En l'espèce, M. [Z] [O] invoque à titre principal la responsabilité du fait personnel et à titre subsidiaire la responsabilité du fait des préposés. Il soutient que sa chute est la résultante d'un sol glissant après le passage des employés de la société Pégase Partners, ce qui constitue une violation de l'obligation de sécurité dans le cadre de l'exécution d'une prestation de nettoyage.
Il lui appartient de démontrer les circonstances de la chute et notamment son imputabilité à un sol glissant par suite d'un manquement de la société Pégase Partners à sa prestation de nettoyage.
Outre que M. [Z] [O] ne produit aucun élément permettant d'établir que la société Pégase Partners était chargée d'une prestation de nettoyage dans les locaux de l'entreprise le jour où il a chuté, il ne verse aux débats aucune pièce permettant d'établir les circonstances de la chute.
En effet, il est seulement versé aux débats une attestation du SDIS, datée du 16 février 2022, de laquelle il résulte uniquement que les pompiers sont intervenus le 9 décembre 2021 à 10h [Adresse 10] à [Localité 9] pour un employé de 49 ans qui aurait fait une chute de sa hauteur en glissant sur un sol mouillé et qui présentait alors des douleurs/hématomes de la hanche et du poignet.
Par définition, les pompiers sont intervenus après la chute et n'ont donc pas assisté à celle-ci. S'il est évoqué un sol mouillé dans l'attestation, il ne s'agit que de la retranscription des déclarations de M. [Z] [O] lui-même.
Il n'est versé aucun témoignage, aucune photographie ni aucune autre pièce permettant de confirmer la version des faits relatée par le demandeur.
Le seul fait que la société AXA, assureur de la société Pégase Partners, ait accepté de verser une provision ne suffit à rapporter la preuve attendue de M. [Z] [O], ce alors que le protocole d'accord ne contient aucune reconnaissance de responsabilité, que les défendeurs n'ont pas constitué avocat et que leur position sur les circonstances de la chute n'est pas connue.
Dans ces conditions, les demandes ne peuvent qu'être rejetées, tant sur le fondement de l'article 1240 que sur le fondement de l'article 1242 du code civil.
Sur la demande de jugement commun et opposable
La demande est dépourvue d'intérêt dès lors que la société AXA est partie à l'instance et que le jugement lui est réputé contradictoire.
Sur les dépens et l'article 700 du code de procédure civile
L’article 696 du Code de procédure civile dispose : « la partie perdante est condamnée aux dépens, à moins que le juge, par décision motivée, n’en mette la totalité ou une fraction à la charge d’une autre partie ».

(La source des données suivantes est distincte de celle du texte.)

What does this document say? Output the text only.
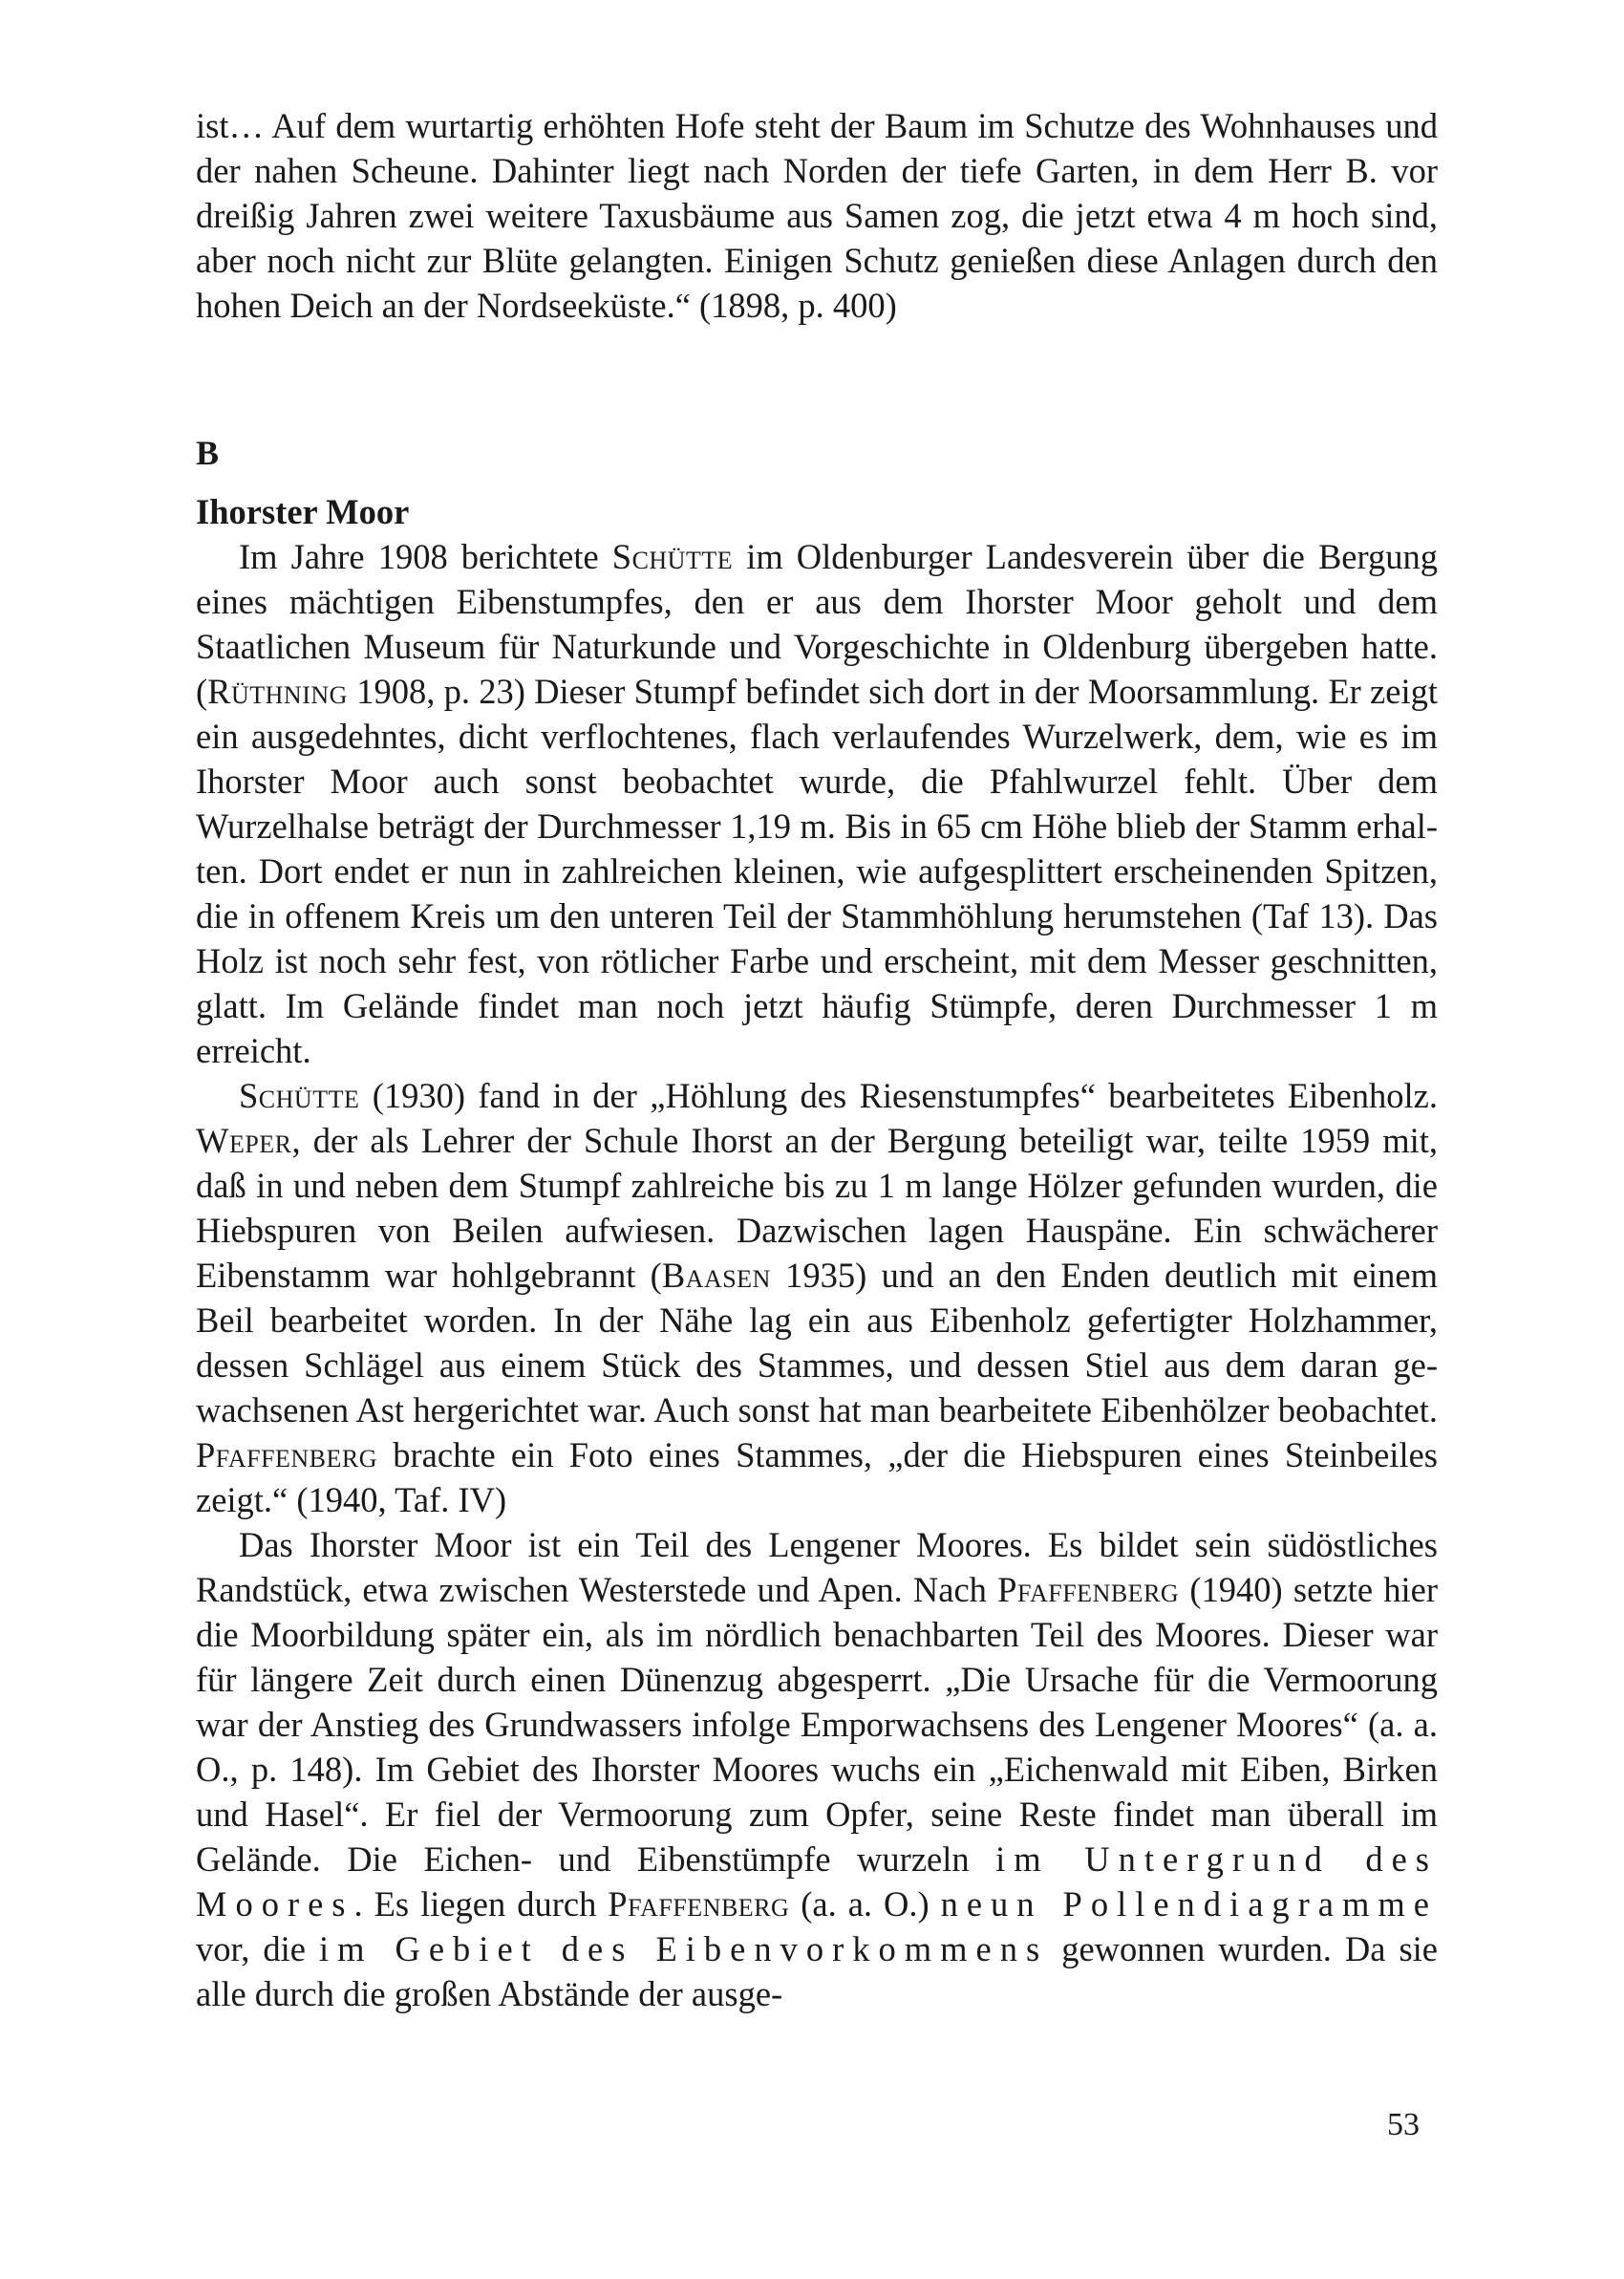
ist… Auf dem wurtartig erhöhten Hofe steht der Baum im Schutze des Wohnhauses und der nahen Scheune. Dahinter liegt nach Norden der tiefe Garten, in dem Herr B. vor dreißig Jahren zwei weitere Taxusbäume aus Samen zog, die jetzt etwa 4 m hoch sind, aber noch nicht zur Blüte gelangten. Einigen Schutz genießen diese Anlagen durch den hohen Deich an der Nordseeküste.“ (1898, p. 400)

B
Ihorster Moor

Im Jahre 1908 berichtete Schütte im Oldenburger Landesverein über die Bergung eines mächtigen Eibenstumpfes, den er aus dem Ihorster Moor geholt und dem Staatlichen Museum für Naturkunde und Vorgeschichte in Oldenburg übergeben hatte. (Rüthning 1908, p. 23) Dieser Stumpf befindet sich dort in der Moorsammlung. Er zeigt ein ausgedehntes, dicht verflochtenes, flach verlaufendes Wurzelwerk, dem, wie es im Ihorster Moor auch sonst beobachtet wurde, die Pfahlwurzel fehlt. Über dem Wurzelhalse beträgt der Durchmesser 1,19 m. Bis in 65 cm Höhe blieb der Stamm erhalten. Dort endet er nun in zahlreichen kleinen, wie aufgesplittert erscheinenden Spitzen, die in offenem Kreis um den unteren Teil der Stammhöhlung herumstehen (Taf 13). Das Holz ist noch sehr fest, von rötlicher Farbe und erscheint, mit dem Messer geschnitten, glatt. Im Gelände findet man noch jetzt häufig Stümpfe, deren Durchmesser 1 m erreicht.

Schütte (1930) fand in der „Höhlung des Riesenstumpfes“ bearbeitetes Eibenholz. Weper, der als Lehrer der Schule Ihorst an der Bergung beteiligt war, teilte 1959 mit, daß in und neben dem Stumpf zahlreiche bis zu 1 m lange Hölzer gefunden wurden, die Hiebspuren von Beilen aufwiesen. Dazwischen lagen Hauspäne. Ein schwächerer Eibenstamm war hohlgebrannt (Baasen 1935) und an den Enden deutlich mit einem Beil bearbeitet worden. In der Nähe lag ein aus Eibenholz gefertigter Holzhammer, dessen Schlägel aus einem Stück des Stammes, und dessen Stiel aus dem daran gewachsenen Ast hergerichtet war. Auch sonst hat man bearbeitete Eibenhölzer beobachtet. Pfaffenberg brachte ein Foto eines Stammes, „der die Hiebspuren eines Steinbeiles zeigt.“ (1940, Taf. IV)

Das Ihorster Moor ist ein Teil des Lengener Moores. Es bildet sein südöstliches Randstück, etwa zwischen Westerstede und Apen. Nach Pfaffenberg (1940) setzte hier die Moorbildung später ein, als im nördlich benachbarten Teil des Moores. Dieser war für längere Zeit durch einen Dünenzug abgesperrt. „Die Ursache für die Vermoorung war der Anstieg des Grundwassers infolge Emporwachsens des Lengener Moores“ (a. a. O., p. 148). Im Gebiet des Ihorster Moores wuchs ein „Eichenwald mit Eiben, Birken und Hasel“. Er fiel der Vermoorung zum Opfer, seine Reste findet man überall im Gelände. Die Eichen- und Eibenstümpfe wurzeln im Untergrund des Moores. Es liegen durch Pfaffenberg (a. a. O.) neun Pollendiagramme vor, die im Gebiet des Eibenvorkommens gewonnen wurden. Da sie alle durch die großen Abstände der ausge-

53
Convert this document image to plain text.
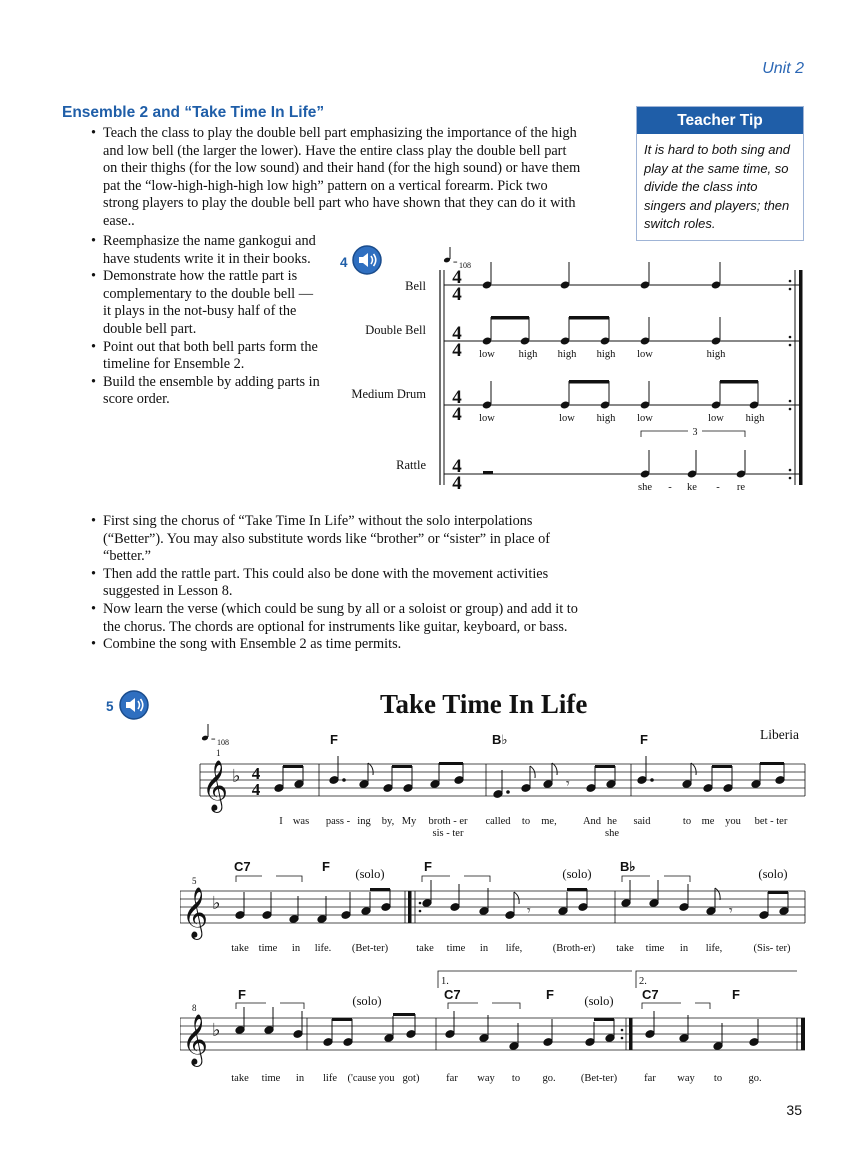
Unit 2
Ensemble 2 and “Take Time In Life”
• Teach the class to play the double bell part emphasizing the importance of the high and low bell (the larger the lower). Have the entire class play the double bell part on their thighs (for the low sound) and their hand (for the high sound) or have them pat the “low-high-high-high low high” pattern on a vertical forearm. Pick two strong players to play the double bell part who have shown that they can do it with ease..
• Reemphasize the name gankogui and have students write it in their books.
• Demonstrate how the rattle part is complementary to the double bell — it plays in the not-busy half of the double bell part.
• Point out that both bell parts form the timeline for Ensemble 2.
• Build the ensemble by adding parts in score order.
Teacher Tip
It is hard to both sing and play at the same time, so divide the class into singers and players; then switch roles.
4	= 108
Bell
Double Bell
Medium Drum
Rattle
4
4
4
4
4
4
4
4
low high high high low	high
low	low high low	low high
3
she - ke - re
• First sing the chorus of “Take Time In Life” without the solo interpolations (“Better”). You may also substitute words like “brother” or “sister” in place of “better.”
• Then add the rattle part. This could also be done with the movement activities suggested in Lesson 8.
• Now learn the verse (which could be sung by all or a soloist or group) and add it to the chorus. The chords are optional for instruments like guitar, keyboard, or bass.
• Combine the song with Ensemble 2 as time permits.
5	Take Time In Life
Liberia
= 108
1
𝄞 ♭ 4
4
F	B♭	F
𝄾
I was pass - ing by, My broth - er called to me, And he said	to me you bet - ter
sis - ter	she
5
𝄞 ♭
C7	F	F	B♭
(solo)	(solo)	(solo)
𝄾	𝄾
take time in life. (Bet-ter)	take time in life,	(Broth-er) take time in life,	(Sis- ter)
8
1.	2.
𝄞 ♭
F	C7	F	C7	F
(solo)	(solo)
take time in life ('cause you got)	far way to go. (Bet-ter)	far way to	go.
35
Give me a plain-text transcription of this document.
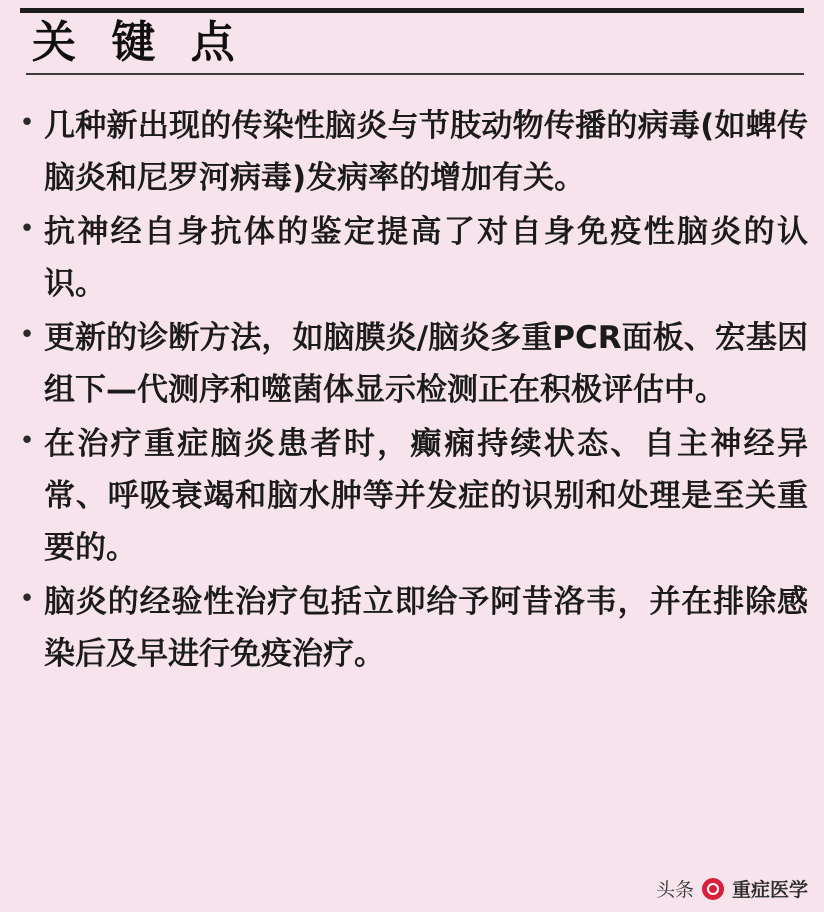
关 键 点
• 几种新出现的传染性脑炎与节肢动物传播的病毒(如蜱传脑炎和尼罗河病毒)发病率的增加有关。
• 抗神经自身抗体的鉴定提高了对自身免疫性脑炎的认识。
• 更新的诊断方法，如脑膜炎/脑炎多重PCR面板、宏基因组下—代测序和噬菌体显示检测正在积极评估中。
• 在治疗重症脑炎患者时，癫痫持续状态、自主神经异常、呼吸衰竭和脑水肿等并发症的识别和处理是至关重要的。
• 脑炎的经验性治疗包括立即给予阿昔洛韦，并在排除感染后及早进行免疫治疗。
头条 重症医学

Par ailleurs, il résulte des dispositions de l’article 700 du Code de procédure civile que“Le juge condamne la partie tenue aux dépens ou qui perd son procès à payer :
1° A l'autre partie la somme qu'il détermine, au titre des frais exposés et non compris dans les dépens ; [...]
Dans tous les cas, le juge tient compte de l'équité ou de la situation économique de la partie condamnée. Il peut, même d'office, pour des raisons tirées des mêmes considérations, dire qu'il n'y a pas lieu à ces condamnations. [...]”.
M. [Z] [O], qui succombe, supportera la charge des dépens, ce qui entraîne rejet de sa demande au titre de l'article 700 du code de procédure civile.
PAR CES MOTIFS
Le tribunal statuant publiquement par jugement réputé contradictoire prononcé par mise à disposition au greffe et en premier ressort,
Ecarte des débats la pièce 54 du demandeur,
Déboute M. [Z] [O] de l'intégralité de ses demandes formées à l'encontre de la SARL Pégase Partners et de la SA AXA FRANCE IARD,
Condamne M. [Z] [O] aux dépens,
Dit n'y avoir lieu à indemnité au titre des frais irrépétibles.